But we cleared them in the afternoon and encamped near
the northern entrance of the bay at a spot which had recently been
visited by a small party of Esquimaux, as the remains of some eggs
containing young were lying beside some half-burnt firewood. There were
also several piles of stones put up by them. I have named this bay after
my friend Captain David Buchan of the Royal Navy. It appears to be a safe
anchorage, well sheltered from the wind and sea by islands; the bottom is
sandy, the shores high and composed of red sandstone. Two deer were seen
on its beach but could not be approached. The distance we made today was
eighteen miles and three-quarters.
Embarking at four on the morning of the 12th we proceeded against a fresh
piercing north-east wind which raised the waves to a height that quite
terrified our people, accustomed only to the navigation of rivers and
lakes. We were obliged however to persevere in our advance, feeling as we
did that the short season for our operations was hastening away, but
after rounding Cape Croker the wind became so strong that we could
proceed no farther. The distance we had made was only six miles on a
north-east by east course. The shore on which we encamped is formed of
the debris of red sandstone and is destitute of vegetation. The beach
furnished no driftwood and we dispensed with our usual meal rather than
expend our pemmican. Several deer were seen but the hunters could not
approach them; they killed two swans. We observed the latitude 68 degrees
1 minute 20 seconds where we had halted to breakfast this morning.
August 13.
Though the wind was not much diminished we were urged by the want of
firewood to venture upon proceeding. We paddled close to the shore for
some miles and then ran before the breeze with reefed sails scarcely two
feet in depth. Both the canoes received much water and one of them struck
twice on sunken rocks. At the end of eighteen miles we halted to
breakfast in a bay which I have named after Vice-Admiral Sir William
Johnstone Hope, one of the Lords of the Admiralty.

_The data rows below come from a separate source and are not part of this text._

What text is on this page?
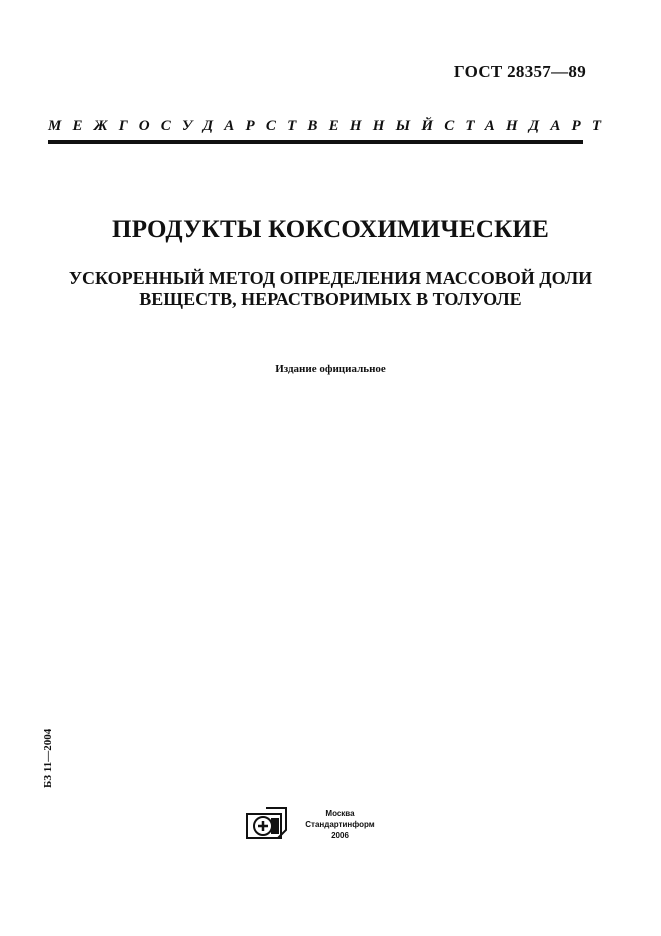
ГОСТ 28357—89
МЕЖГОСУДАРСТВЕННЫЙ СТАНДАРТ
ПРОДУКТЫ КОКСОХИМИЧЕСКИЕ
УСКОРЕННЫЙ МЕТОД ОПРЕДЕЛЕНИЯ МАССОВОЙ ДОЛИ
ВЕЩЕСТВ, НЕРАСТВОРИМЫХ В ТОЛУОЛЕ
Издание официальное
БЗ 11—2004
Москва
Стандартинформ
2006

We found here a considerable quantity of small willows such as are
brought down by the rivers we had hitherto seen, and hence we judged that
a river discharges itself into the bottom of this bay. A paddle was also
found which Augustus on examination declared to be made after the fashion
of the White Goose Esquimaux, a tribe with whom his countrymen had had
some trading communication as has been mentioned in a former part of the
narrative.
This morning we passed the embouchure of a pretty large stream and saw
the vestiges of an Esquimaux encampment not above a month old. Having
obtained the latitude 68 degrees 6 minutes 40 seconds North we
recommenced our voyage under sail, taking the precaution to embark all
the pieces of willow we could collect, as we had found the driftwood
become more scarce as we advanced. Our course was directed to a distant
point which we supposed to be a cape, and the land stretching to the
westward of it to be islands, but we soon found ourselves in an extensive
bay from which no outlet could be perceived but the one by which we had
entered. On examination however from the top of a hill we perceived a
winding shallow passage running to the north-west which we followed for a
short time and then encamped, having come twenty-three miles north by
east half east.
Some articles left by the Esquimaux attracted our attention; we found a
winter sledge raised upon four stones, with some snow-shovels and a small
piece of whalebone. An ice-chisel, a knife and some beads were left at
this pile. The shores of this bay, which I have named after Sir George
Warrender, are low and clayey and the country for many miles is level and
much intersected with water, but we had not leisure to ascertain whether
they were branches of the bay or freshwater lakes. Some white geese were
seen this evening and some young gray ones were caught on the beach being
unable to fly. We fired at two reindeer but without success.
On August 14th we paddled the whole day along the northern shores of the
sound, returning towards its mouth. The land we were now tracing is
generally so flat that it could not be descried from the canoes at the
distance of four miles and is invisible from the opposite side of the
sound, otherwise a short traverse might have saved us some days. The few
eminences that are on this side were mistaken for islands when seen from
the opposite shore; they are for the most part cliffs of basalt and are
not above one hundred feet high; the subjacent strata are of white
sandstone. The rocks are mostly confined to the capes and shores, the
soil inland being flat, clayey, and barren. Most of the headlands showed
traces of visits from the Esquimaux but none of them recent. Many ducks
were seen, belonging to a species termed by the voyagers from their cry
caccawees. We also saw some gray geese and swans. The only seal we
procured during our voyage was killed this day; it happened to be blind
and our men imagining it to be in bad health would not taste the flesh;
we however were less nice.
We encamped at the end of twenty-four miles' march on the north-west side
of the bay to which I have given the name of my friend Captain Parry, now
employed in the interesting research for a North-West Passage.